Oy gizli, haber kutsal, yorum hürdür.
Kimin yanında olursa “iyi” olur?
“Benim yanımda”!
Karşıma geçerse “kötü” olur!
O vakit, “içişlerimize karışan”, “karıştıran”, “komplo kuran” bir “Batı” olur!
Lâkin daha hiçbir resmî sıfatın olmadığı halde ABD Başkanı Bush’la görüşürken…
Seçim kampanyalarında, AKP için sayfalar, ekranlar dolusu övgüler düzülürken…
Beyaz Saray’da “hatırlı misafir” olarak ağırlanırken…
Silivri davalarında, sanıkların aleyhine duruş sergilerken…
Brüksel’de, Roma’da Avrupalı liderlerle “aile fotoğrafları” çektirilirken…
Papa heykeli önünde, AB bayraklı masada Gül-Erdoğan ikilisi AB Anayasasına imza atarken ve bu, büyük bir “zafer” olarak halka iri puntolarla sunulurken…
Avrupa Birliği’yle işler gayet iyi, gayet “uyumlu” giderken…
Onlarla ahenk içinde olmak için emrettikleri düzenlemeleri yaparken…
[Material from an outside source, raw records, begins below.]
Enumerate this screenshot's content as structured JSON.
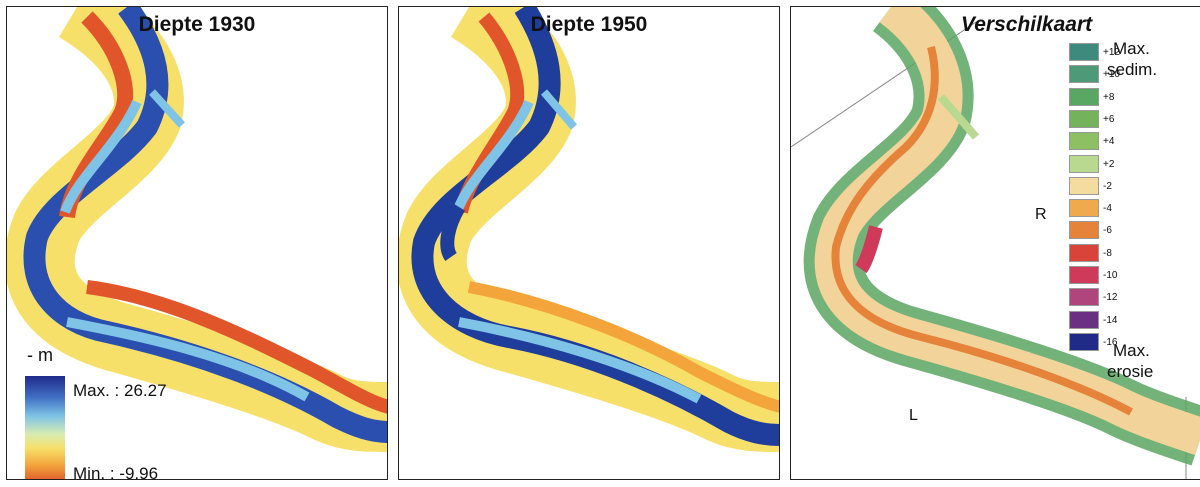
{
  "panels": [
    {
      "title": "Diepte 1930"
    },
    {
      "title": "Diepte 1950"
    },
    {
      "title": "Verschilkaart"
    }
  ],
  "depth_legend": {
    "unit": "- m",
    "max_label": "Max. : 26.27",
    "min_label": "Min. : -9.96"
  },
  "diff_legend": {
    "classes": [
      {
        "label": "+12",
        "color": "#3e8b7e"
      },
      {
        "label": "+10",
        "color": "#4e9a78"
      },
      {
        "label": "+8",
        "color": "#5aa663"
      },
      {
        "label": "+6",
        "color": "#74b25c"
      },
      {
        "label": "+4",
        "color": "#8cc063"
      },
      {
        "label": "+2",
        "color": "#b8d98f"
      },
      {
        "label": "-2",
        "color": "#f4dba0"
      },
      {
        "label": "-4",
        "color": "#eeaa4c"
      },
      {
        "label": "-6",
        "color": "#e6833a"
      },
      {
        "label": "-8",
        "color": "#d8433a"
      },
      {
        "label": "-10",
        "color": "#cf3a5a"
      },
      {
        "label": "-12",
        "color": "#b0457e"
      },
      {
        "label": "-14",
        "color": "#6a3183"
      },
      {
        "label": "-16",
        "color": "#1f2b86"
      }
    ],
    "max_sed_line1": "Max.",
    "max_sed_line2": "sedim.",
    "max_ero_line1": "Max.",
    "max_ero_line2": "erosie"
  },
  "bank_labels": {
    "right": "R",
    "left": "L"
  },
  "colors": {
    "deep": "#1f3d9a",
    "mid": "#7fc4e6",
    "shallow": "#f3e06a",
    "shore": "#e0562a",
    "diff_bank": "#5aa663",
    "diff_bed": "#f2d49a",
    "diff_ero": "#e6833a"
  }
}
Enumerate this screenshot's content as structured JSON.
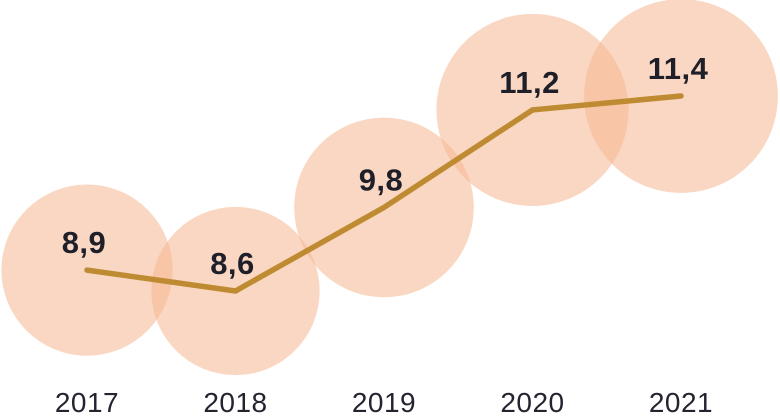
{
  "chart_data": {
    "type": "line",
    "variant": "line-with-area-proportional-bubbles",
    "title": "",
    "xlabel": "",
    "ylabel": "",
    "grid": false,
    "axes_visible": false,
    "legend": false,
    "categories": [
      "2017",
      "2018",
      "2019",
      "2020",
      "2021"
    ],
    "values": [
      8.9,
      8.6,
      9.8,
      11.2,
      11.4
    ],
    "value_labels": [
      "8,9",
      "8,6",
      "9,8",
      "11,2",
      "11,4"
    ],
    "decimal_separator": ",",
    "series": [
      {
        "name": "value-by-year",
        "values": [
          8.9,
          8.6,
          9.8,
          11.2,
          11.4
        ]
      }
    ],
    "colors": {
      "background": "#FFFFFF",
      "bubble_fill": "#F6B690",
      "bubble_opacity": 0.55,
      "line": "#BE8B32",
      "value_label_text": "#1E1F28",
      "year_label_text": "#23242F"
    }
  }
}
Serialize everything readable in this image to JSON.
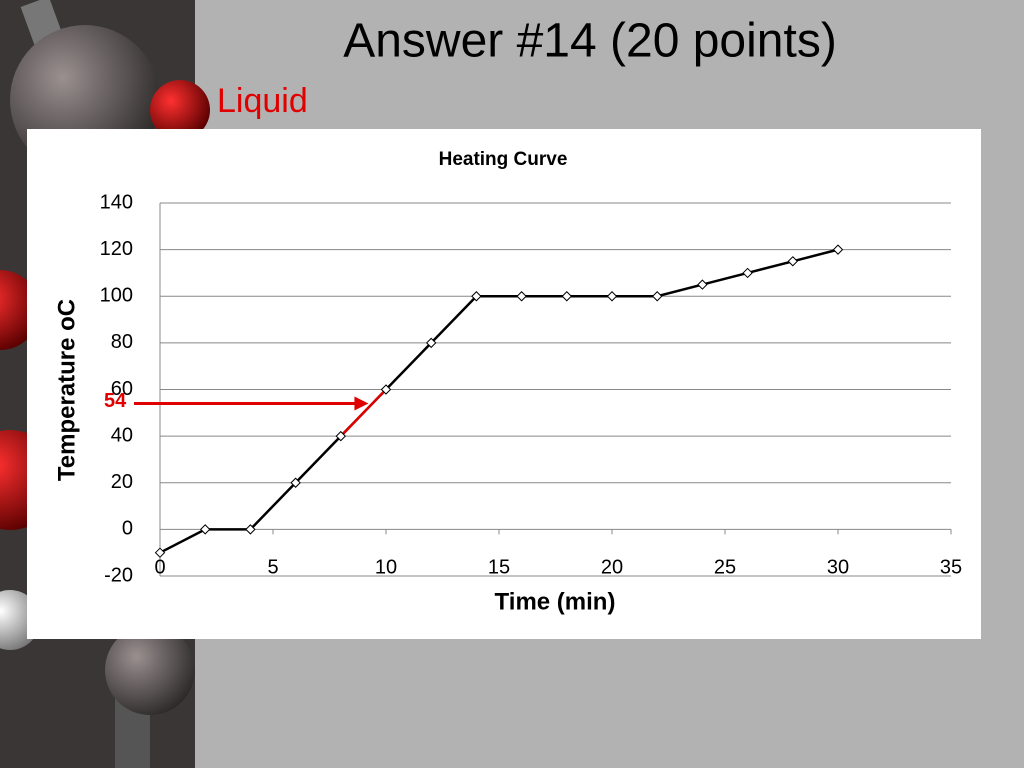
{
  "slide": {
    "title": "Answer #14 (20 points)",
    "subtitle": "Liquid"
  },
  "chart_data": {
    "type": "line",
    "title": "Heating Curve",
    "x_label": "Time (min)",
    "y_label": "Temperature oC",
    "x": [
      0,
      2,
      4,
      6,
      8,
      10,
      12,
      14,
      16,
      18,
      20,
      22,
      24,
      26,
      28,
      30
    ],
    "series": [
      {
        "color": "#000000",
        "values": [
          -10,
          0,
          0,
          20,
          40,
          60,
          80,
          100,
          100,
          100,
          100,
          100,
          105,
          110,
          115,
          120
        ]
      },
      {
        "color": "#e00000",
        "values": [
          null,
          null,
          null,
          null,
          40,
          60,
          null,
          null,
          null,
          null,
          null,
          null,
          null,
          null,
          null,
          null
        ]
      }
    ],
    "xlim": [
      0,
      35
    ],
    "xticks": [
      0,
      5,
      10,
      15,
      20,
      25,
      30,
      35
    ],
    "ylim": [
      -20,
      140
    ],
    "yticks": [
      -20,
      0,
      20,
      40,
      60,
      80,
      100,
      120,
      140
    ],
    "grid": true,
    "annotation": {
      "y": 54,
      "color": "#e00000"
    }
  }
}
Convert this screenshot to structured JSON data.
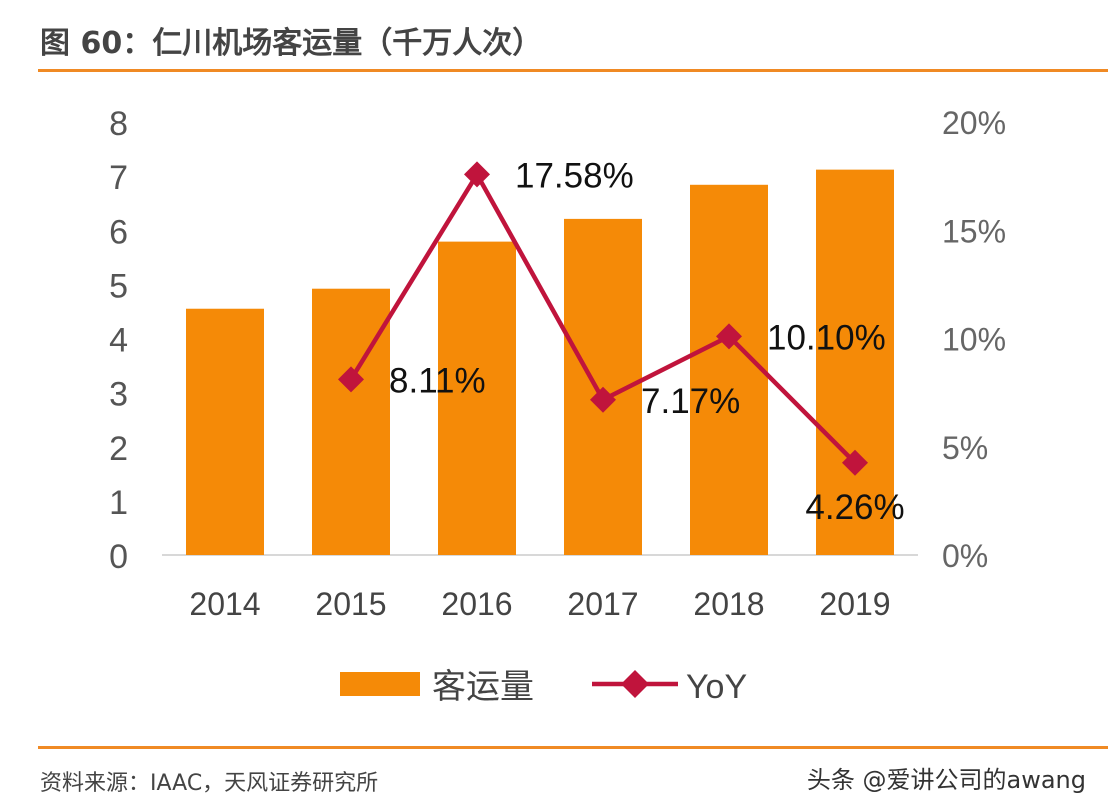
{
  "title": "图 60：仁川机场客运量（千万人次）",
  "source": "资料来源：IAAC，天风证券研究所",
  "watermark": "头条 @爱讲公司的awang",
  "chart_data": {
    "type": "bar+line",
    "categories": [
      "2014",
      "2015",
      "2016",
      "2017",
      "2018",
      "2019"
    ],
    "series": [
      {
        "name": "客运量",
        "type": "bar",
        "axis": "left",
        "color": "#F58A07",
        "values": [
          4.55,
          4.92,
          5.79,
          6.21,
          6.84,
          7.12
        ]
      },
      {
        "name": "YoY",
        "type": "line",
        "axis": "right",
        "color": "#C0143C",
        "marker": "diamond",
        "values": [
          null,
          8.11,
          17.58,
          7.17,
          10.1,
          4.26
        ],
        "labels": [
          "",
          "8.11%",
          "17.58%",
          "7.17%",
          "10.10%",
          "4.26%"
        ]
      }
    ],
    "ylim_left": [
      0,
      8
    ],
    "yticks_left": [
      "0",
      "1",
      "2",
      "3",
      "4",
      "5",
      "6",
      "7",
      "8"
    ],
    "ylim_right": [
      0,
      20
    ],
    "yticks_right": [
      "0%",
      "5%",
      "10%",
      "15%",
      "20%"
    ],
    "grid": false,
    "legend": "bottom"
  }
}
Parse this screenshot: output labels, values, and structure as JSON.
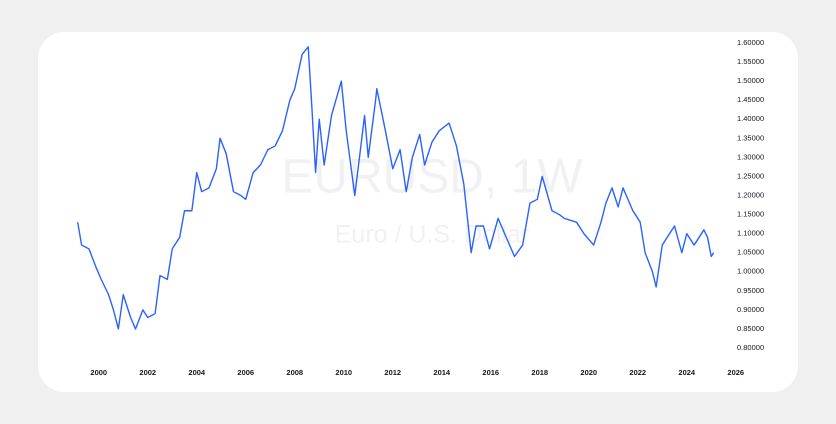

Bu ahenk en üst düzeye çıksın, AB’ne süratle eklemlenelim diye “Avrupa Birliği’nden sorumlu bakanlık” ihdas edilir ve buraya atama yapılırken…
AKP iktidarının icraatları, hele “açılım”ları, “çözüm süreçleri”, “terörle müzakereleri” ağız dolusu övülürken pek güzeldi…
Pek hoştu!
Batı, Türk’e, Müslüman’a dosttu!
Komplo falan kurmuyordu!
Doğruları yazıyor, söylüyor, savunuyordu!
x x x
Şimdi, aynı Batı;
Gençleri dinlemek lâzım dediğinde…
Gösteriler demokratik hakkın kullanımıdır dediğinde…
Devlet aşırı güç kullanmasın uyarısı yaptığında…
Televizyonları, taksim’den canlı yayınlar yaptıklarında…
Demokratik taleplere destek verdiklerinde…
Hele, Anayasalarını imza ederek kabul ettiğiniz AB Parlamentosu sizi kınama kararı aldığında;
Karşınıza geçmiş,
Düşmanca hareket etmiş,
Komplo yapmış oluyor, öyle mi?
Yahu, sizin oralarda insafın hiç namı yok mu?
Hem, “Buralar, aynı zamanda NATO toprağıdır.” diyen siz değil miydiniz?
x x x
KİMSE KİMSEYE KARIŞMASIN
Batı’nın, bizim işlerimize karışmasından öteden beri rahatsızım…
Bir muhalif olduğum halde, şimdi, Batı’nın, iktidarın karşısında olması benim hoşuma gitmez. Bizim işimize kimse karışmasın… Biz kendi işimizi, kendimiz hallederiz.
Lâkin bu arada, insan sormadan geçemiyor:
Türkiye, başka ülkelerin içişlerine hiç karışmıyor mu?
Misâl, yıllardır “Esad gitmeli!” diye dünyayı ayağa kaldıran kim?
Bu, Suriye’nin içişlerine karışmak olmuyor muydu?
Dersimizi aldık mı?
Kendi işlerine karışılmasını istemeyenler, başkasının işlerine burnunu sokmamalılar!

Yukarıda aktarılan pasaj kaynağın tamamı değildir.